I live in Milwaukee and the view has changed...

but the intersection of Wisconsin and Water is still the heart of downtown. Yes, we mourn the loss of the building in this photo, but, by 1981, it was a sad caricature of its former self - whitewashed, amputated and deformed beyond recognition.

Here there be dragons?

Can we get a closeup of what appears to be a sculpture of a dragon at the top corner of the second floor of our skyscraper?

Question for vintage bicycle experts

In a number of Shorpy street scenes of this era, bicycles stand upright next to curbs (obviously, bike thieves were rare in those days). None are ever seen as having fallen over. I am curious if vintage bicycles had some kind of special kick-stand to keep them tight against the curb. Then again, they didn't have the suction caused by tractor semitrailers zooming along the streets.

[Here's a Shorpy example of how it was typically done using the pedals. In this Milwaukee photo, also note how high the curb is. -tterrace]

Bicycle Built for One?

Are my eyes deceiving me, or is the young man near the bottom of the photo riding a unicycle?

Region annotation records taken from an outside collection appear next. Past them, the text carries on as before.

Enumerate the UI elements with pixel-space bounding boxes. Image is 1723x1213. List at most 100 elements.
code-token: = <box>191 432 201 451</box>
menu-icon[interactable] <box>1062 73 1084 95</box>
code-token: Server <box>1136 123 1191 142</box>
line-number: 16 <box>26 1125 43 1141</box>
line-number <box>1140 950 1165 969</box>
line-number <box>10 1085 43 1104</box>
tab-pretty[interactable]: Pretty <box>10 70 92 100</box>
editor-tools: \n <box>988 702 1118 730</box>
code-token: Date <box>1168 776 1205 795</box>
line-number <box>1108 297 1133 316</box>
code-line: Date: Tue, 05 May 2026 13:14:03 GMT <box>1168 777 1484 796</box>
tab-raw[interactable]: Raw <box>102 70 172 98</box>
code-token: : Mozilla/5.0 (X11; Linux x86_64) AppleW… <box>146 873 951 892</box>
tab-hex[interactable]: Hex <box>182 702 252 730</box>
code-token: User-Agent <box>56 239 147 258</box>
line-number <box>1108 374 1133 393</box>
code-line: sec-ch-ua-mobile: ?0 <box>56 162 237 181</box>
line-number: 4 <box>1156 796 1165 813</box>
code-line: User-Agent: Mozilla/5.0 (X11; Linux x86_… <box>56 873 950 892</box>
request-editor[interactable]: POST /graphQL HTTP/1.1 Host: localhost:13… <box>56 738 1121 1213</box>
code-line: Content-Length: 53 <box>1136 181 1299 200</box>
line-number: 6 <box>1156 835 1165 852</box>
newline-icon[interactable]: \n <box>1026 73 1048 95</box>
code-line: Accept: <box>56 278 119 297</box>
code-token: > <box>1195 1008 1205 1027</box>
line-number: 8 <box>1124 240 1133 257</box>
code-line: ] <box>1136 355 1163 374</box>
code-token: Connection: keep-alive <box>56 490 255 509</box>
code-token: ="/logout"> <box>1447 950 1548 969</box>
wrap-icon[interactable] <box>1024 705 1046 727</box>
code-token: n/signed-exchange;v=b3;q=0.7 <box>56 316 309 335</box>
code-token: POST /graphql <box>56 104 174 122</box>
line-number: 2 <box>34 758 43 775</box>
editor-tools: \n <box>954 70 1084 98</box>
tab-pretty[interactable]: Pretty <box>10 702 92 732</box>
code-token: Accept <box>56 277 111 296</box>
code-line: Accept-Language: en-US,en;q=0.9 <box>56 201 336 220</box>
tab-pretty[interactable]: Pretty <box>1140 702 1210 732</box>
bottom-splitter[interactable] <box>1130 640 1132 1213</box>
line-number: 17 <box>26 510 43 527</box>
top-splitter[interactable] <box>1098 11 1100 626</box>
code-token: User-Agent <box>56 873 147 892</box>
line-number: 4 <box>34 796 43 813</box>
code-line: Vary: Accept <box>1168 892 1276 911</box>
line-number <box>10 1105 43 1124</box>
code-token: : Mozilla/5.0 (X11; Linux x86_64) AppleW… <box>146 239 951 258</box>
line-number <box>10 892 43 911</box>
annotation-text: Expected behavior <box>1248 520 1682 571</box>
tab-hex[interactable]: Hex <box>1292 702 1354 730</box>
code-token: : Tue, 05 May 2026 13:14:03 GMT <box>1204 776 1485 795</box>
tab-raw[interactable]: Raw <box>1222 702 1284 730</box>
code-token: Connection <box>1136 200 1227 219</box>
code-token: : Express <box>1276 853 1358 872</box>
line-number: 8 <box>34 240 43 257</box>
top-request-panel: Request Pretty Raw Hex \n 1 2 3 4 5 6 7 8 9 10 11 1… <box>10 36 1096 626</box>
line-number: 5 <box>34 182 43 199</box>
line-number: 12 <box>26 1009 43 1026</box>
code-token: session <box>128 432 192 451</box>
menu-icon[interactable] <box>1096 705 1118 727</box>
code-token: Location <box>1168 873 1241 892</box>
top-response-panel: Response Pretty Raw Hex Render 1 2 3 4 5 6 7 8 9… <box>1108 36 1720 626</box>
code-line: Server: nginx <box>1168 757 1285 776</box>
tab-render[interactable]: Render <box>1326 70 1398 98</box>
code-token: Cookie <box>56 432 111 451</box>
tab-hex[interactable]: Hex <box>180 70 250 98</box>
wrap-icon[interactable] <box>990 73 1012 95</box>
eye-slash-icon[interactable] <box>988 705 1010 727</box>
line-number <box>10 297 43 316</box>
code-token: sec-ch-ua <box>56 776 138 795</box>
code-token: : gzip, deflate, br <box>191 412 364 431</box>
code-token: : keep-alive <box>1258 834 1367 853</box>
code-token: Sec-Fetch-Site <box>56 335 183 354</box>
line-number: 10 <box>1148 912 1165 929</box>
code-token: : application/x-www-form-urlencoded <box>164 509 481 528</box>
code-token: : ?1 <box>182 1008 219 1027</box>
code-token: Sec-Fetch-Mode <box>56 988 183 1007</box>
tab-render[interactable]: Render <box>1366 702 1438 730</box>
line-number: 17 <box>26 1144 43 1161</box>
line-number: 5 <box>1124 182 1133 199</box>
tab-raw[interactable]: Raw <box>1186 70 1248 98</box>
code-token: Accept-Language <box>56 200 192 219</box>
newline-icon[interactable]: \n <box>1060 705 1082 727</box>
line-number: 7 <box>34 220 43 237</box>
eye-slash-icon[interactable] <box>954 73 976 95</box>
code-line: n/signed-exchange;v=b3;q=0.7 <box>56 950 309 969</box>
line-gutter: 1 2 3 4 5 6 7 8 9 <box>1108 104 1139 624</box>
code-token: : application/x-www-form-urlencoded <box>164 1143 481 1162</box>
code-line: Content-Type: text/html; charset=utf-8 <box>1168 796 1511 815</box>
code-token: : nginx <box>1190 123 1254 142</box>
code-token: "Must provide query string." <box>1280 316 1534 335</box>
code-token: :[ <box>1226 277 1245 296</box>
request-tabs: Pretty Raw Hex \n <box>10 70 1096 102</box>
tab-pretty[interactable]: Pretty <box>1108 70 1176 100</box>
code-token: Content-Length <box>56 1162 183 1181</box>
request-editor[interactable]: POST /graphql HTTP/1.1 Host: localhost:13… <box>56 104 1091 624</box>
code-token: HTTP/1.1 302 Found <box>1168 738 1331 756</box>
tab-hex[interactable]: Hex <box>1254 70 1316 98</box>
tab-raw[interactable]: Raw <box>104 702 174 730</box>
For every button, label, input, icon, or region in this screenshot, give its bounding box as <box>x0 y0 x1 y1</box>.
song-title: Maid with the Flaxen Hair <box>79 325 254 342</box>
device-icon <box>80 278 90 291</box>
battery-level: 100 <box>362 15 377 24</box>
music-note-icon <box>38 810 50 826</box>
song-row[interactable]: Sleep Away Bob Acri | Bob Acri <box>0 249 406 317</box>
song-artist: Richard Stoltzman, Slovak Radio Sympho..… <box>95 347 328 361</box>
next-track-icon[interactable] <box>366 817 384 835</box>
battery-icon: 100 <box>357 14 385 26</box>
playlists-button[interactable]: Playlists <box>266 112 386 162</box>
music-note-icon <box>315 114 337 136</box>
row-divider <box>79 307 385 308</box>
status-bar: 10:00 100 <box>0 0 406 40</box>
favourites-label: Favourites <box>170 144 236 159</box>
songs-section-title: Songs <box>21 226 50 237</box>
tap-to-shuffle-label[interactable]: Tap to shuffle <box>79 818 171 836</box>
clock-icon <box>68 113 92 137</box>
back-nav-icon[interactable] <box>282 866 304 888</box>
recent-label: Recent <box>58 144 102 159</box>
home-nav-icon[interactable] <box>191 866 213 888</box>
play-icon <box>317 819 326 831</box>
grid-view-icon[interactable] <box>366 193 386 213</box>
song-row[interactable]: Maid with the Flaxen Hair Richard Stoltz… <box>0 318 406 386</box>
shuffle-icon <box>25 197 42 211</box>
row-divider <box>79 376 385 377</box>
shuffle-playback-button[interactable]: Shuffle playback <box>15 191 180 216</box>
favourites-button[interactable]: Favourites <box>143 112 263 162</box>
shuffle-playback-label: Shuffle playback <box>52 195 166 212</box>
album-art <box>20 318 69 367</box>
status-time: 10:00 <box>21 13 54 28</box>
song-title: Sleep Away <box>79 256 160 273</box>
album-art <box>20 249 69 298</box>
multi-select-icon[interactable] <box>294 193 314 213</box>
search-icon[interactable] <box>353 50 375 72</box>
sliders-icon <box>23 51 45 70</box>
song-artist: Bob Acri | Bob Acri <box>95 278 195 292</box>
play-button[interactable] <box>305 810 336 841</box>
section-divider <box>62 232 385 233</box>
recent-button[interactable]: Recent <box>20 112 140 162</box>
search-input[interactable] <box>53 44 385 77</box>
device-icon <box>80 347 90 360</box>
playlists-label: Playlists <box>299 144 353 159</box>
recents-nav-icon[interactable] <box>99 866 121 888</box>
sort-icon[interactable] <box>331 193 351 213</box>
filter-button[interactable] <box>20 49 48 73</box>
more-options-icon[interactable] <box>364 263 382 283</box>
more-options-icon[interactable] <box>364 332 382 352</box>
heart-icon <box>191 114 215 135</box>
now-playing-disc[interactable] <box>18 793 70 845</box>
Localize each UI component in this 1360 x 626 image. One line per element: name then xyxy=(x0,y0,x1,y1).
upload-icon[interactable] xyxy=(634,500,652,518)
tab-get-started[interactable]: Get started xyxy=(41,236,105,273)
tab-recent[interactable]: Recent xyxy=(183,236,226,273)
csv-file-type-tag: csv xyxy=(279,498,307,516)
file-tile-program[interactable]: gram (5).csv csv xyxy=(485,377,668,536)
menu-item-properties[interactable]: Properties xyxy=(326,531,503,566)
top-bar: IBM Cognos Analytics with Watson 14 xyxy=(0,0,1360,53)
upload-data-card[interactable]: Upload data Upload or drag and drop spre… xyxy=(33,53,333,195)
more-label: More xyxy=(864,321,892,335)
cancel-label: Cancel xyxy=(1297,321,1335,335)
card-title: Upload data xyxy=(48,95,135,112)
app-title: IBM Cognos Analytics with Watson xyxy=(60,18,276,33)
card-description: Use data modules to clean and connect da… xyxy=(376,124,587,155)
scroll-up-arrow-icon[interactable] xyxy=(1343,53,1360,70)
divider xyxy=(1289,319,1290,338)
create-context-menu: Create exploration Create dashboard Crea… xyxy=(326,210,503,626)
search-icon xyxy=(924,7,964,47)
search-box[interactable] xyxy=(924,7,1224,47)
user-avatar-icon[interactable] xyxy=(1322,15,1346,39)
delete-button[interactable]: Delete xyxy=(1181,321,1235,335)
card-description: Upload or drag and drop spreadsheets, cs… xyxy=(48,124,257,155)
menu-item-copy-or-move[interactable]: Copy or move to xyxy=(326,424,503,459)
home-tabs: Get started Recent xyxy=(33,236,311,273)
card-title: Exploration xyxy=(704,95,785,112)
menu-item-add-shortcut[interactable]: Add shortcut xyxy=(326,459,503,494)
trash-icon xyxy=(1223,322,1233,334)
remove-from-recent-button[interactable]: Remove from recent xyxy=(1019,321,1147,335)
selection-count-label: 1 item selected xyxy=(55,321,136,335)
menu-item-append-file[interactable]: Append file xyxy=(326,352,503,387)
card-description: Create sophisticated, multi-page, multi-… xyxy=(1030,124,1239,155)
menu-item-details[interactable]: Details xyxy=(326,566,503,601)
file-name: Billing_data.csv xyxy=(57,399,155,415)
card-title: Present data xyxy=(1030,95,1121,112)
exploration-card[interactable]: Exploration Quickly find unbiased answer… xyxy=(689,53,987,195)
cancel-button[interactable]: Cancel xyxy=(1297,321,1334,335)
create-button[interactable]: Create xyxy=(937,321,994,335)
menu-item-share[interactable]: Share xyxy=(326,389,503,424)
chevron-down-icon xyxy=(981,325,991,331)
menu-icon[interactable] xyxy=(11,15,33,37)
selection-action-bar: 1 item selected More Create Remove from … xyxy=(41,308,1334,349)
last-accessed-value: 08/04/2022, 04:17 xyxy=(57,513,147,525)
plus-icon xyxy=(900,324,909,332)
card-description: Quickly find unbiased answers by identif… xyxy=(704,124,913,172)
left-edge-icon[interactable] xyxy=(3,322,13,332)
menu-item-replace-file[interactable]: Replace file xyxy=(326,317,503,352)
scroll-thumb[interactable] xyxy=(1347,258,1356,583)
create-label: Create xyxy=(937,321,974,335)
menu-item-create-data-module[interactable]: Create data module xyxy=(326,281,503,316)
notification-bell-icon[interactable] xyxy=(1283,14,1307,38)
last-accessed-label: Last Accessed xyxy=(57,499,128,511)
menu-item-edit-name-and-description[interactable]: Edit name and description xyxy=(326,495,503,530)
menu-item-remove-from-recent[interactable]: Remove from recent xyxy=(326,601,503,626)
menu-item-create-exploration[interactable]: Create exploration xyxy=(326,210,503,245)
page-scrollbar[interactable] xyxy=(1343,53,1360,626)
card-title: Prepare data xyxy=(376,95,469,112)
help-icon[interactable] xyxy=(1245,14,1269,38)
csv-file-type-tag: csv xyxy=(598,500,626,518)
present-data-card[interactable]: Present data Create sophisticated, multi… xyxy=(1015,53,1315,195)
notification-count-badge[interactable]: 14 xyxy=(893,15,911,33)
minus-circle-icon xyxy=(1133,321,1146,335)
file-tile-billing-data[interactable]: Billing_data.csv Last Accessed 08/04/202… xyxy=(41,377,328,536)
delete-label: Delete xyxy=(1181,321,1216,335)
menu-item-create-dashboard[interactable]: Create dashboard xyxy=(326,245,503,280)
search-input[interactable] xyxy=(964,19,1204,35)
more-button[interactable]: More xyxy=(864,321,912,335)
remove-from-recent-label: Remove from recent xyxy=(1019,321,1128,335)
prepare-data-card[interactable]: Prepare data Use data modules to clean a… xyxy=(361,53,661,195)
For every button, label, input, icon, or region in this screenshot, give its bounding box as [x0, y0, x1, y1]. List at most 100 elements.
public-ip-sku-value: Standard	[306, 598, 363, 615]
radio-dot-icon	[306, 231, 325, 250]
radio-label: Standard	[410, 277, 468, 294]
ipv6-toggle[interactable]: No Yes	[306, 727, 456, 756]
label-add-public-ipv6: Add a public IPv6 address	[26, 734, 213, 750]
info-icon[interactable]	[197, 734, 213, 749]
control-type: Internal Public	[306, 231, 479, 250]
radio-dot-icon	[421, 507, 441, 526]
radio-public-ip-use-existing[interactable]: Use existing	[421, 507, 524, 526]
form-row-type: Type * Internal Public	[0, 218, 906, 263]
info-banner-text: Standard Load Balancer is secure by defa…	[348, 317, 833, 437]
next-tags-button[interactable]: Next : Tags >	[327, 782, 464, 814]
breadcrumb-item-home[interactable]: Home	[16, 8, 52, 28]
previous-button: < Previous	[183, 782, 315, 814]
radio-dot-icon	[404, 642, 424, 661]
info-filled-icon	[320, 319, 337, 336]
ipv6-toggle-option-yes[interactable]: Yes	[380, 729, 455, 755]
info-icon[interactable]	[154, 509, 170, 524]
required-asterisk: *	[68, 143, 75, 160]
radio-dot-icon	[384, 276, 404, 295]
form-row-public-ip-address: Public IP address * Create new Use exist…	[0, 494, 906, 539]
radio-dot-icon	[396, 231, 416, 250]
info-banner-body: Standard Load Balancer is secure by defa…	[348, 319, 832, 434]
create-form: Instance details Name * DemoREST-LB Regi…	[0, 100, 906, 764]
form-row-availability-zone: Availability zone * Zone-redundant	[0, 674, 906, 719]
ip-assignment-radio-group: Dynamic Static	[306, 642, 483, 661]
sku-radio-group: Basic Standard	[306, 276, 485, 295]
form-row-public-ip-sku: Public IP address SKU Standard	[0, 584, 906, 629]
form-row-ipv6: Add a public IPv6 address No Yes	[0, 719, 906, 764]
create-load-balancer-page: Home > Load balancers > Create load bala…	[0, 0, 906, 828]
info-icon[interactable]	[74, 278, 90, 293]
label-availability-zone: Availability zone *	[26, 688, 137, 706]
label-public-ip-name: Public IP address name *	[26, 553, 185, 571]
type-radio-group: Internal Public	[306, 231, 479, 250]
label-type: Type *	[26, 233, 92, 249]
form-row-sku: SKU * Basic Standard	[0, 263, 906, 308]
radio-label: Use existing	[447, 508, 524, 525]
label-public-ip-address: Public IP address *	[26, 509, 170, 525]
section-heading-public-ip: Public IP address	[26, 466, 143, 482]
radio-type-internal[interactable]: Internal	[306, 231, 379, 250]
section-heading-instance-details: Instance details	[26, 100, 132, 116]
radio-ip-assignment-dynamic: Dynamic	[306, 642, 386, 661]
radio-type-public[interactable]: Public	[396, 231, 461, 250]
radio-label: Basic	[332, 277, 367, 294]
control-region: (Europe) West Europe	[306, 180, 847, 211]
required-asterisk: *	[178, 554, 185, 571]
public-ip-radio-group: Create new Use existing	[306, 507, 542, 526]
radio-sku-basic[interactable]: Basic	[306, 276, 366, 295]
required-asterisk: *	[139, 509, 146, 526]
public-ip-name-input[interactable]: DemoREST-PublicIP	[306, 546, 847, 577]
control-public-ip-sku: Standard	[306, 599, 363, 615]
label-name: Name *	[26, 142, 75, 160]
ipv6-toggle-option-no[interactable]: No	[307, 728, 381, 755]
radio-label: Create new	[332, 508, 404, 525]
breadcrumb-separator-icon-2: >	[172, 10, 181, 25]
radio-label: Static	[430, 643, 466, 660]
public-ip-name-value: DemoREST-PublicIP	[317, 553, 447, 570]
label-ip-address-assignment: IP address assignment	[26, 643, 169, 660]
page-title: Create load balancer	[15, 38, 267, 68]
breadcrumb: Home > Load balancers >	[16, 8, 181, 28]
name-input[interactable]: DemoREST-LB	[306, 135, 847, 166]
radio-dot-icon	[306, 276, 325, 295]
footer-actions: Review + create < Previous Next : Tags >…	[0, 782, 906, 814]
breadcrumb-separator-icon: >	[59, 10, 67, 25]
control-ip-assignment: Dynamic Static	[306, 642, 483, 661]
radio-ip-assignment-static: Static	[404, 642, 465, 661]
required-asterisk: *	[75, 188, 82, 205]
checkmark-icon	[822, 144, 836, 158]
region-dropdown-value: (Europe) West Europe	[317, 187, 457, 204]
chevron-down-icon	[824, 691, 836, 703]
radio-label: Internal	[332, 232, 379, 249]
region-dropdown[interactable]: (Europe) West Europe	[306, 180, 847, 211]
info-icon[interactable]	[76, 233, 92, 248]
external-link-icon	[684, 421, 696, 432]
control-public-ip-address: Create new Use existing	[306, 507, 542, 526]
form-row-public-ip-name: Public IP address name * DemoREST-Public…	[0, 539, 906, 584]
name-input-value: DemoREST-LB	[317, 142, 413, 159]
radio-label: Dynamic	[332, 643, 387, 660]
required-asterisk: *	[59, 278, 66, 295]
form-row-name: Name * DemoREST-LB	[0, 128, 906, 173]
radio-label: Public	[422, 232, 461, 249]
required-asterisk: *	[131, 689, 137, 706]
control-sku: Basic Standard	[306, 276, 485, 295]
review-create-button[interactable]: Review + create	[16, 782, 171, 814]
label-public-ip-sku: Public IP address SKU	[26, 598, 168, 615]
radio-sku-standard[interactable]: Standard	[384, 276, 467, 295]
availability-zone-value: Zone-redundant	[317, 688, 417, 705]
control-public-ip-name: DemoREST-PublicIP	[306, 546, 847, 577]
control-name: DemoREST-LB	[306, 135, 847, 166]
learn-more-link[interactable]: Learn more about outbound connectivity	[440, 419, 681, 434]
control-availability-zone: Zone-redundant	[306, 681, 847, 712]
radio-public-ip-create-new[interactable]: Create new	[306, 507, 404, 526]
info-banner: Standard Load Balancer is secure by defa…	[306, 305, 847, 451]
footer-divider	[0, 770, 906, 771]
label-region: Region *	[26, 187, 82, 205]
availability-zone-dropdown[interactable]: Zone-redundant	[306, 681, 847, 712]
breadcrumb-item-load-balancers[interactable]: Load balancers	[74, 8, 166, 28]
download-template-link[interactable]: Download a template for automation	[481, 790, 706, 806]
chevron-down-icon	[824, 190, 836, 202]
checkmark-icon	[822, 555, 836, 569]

[No; the angle obscures the rear tire, besides, the handlebars are visible, -tterrace]

Also, thanks to kreriver for the interesting history lesson. I love stories like that, stories that most visitors or non-natives would never hear about a town.

Deja vu all over again

Although I'm not from Milwaukee (I live on the opposite side of the country), I recognized this street scene immediately. When Wells Fargo Bank and Norwest Bank merged, I was sent to Milwaukee as a network engineer to site survey buildings in Wisconsin and Illinois. One of the buildings was 100 E. Wisconsin -- the location of this building. A few months later I returned to convert the building to the Wells Fargo network.

I checked on Google Earth just to make sure!

Tale of two towns

A guy named Solomon Juneau is credited with founding Milwaukee. He developed the area between Lake Michigan (about a mile east of the Pabst Building) and the Milwaukee River, which is on the far side (west) of the building. A fellow by the name of Byron Kilbourn settled in and developed the area west of the river. If you can believe it, these two political powerhouses did not get along. So when Juneau built his streets to the river, Kilbourn, out of spite, offset his by about 100 feet or so from the center of Juneau’s. The net result was that when bridges were finally built they had to be angled (visible in image) to connect the streets. All of the river bridges in downtown Milwaukee have that feature.

Short-Sightedness

Why would they demolish such an iconic building?

[To make money from renting offices in a much larger modern building. - Dave]

Foamy environment

There's a lot going on in this picture! The crowd of people on the street, the streetcars, the really cool bridge, and all the aerial wires - the result of swift development of telegraph, telephone, and trolley and power wires - reveal a bustling excitement that was brewing in turn-of-the-century Milwaukee. I wonder if the brewery's founder's grand-daughter - who was vice-president of the company until 1894 - had anything to say about the building's design?

Silents, please

Edwin Thanhouser, manager of the Academy of Music, later went on to form one of the earliest motion picture studios, which produced over 1000 films from 1910 until it went kaput in 1918.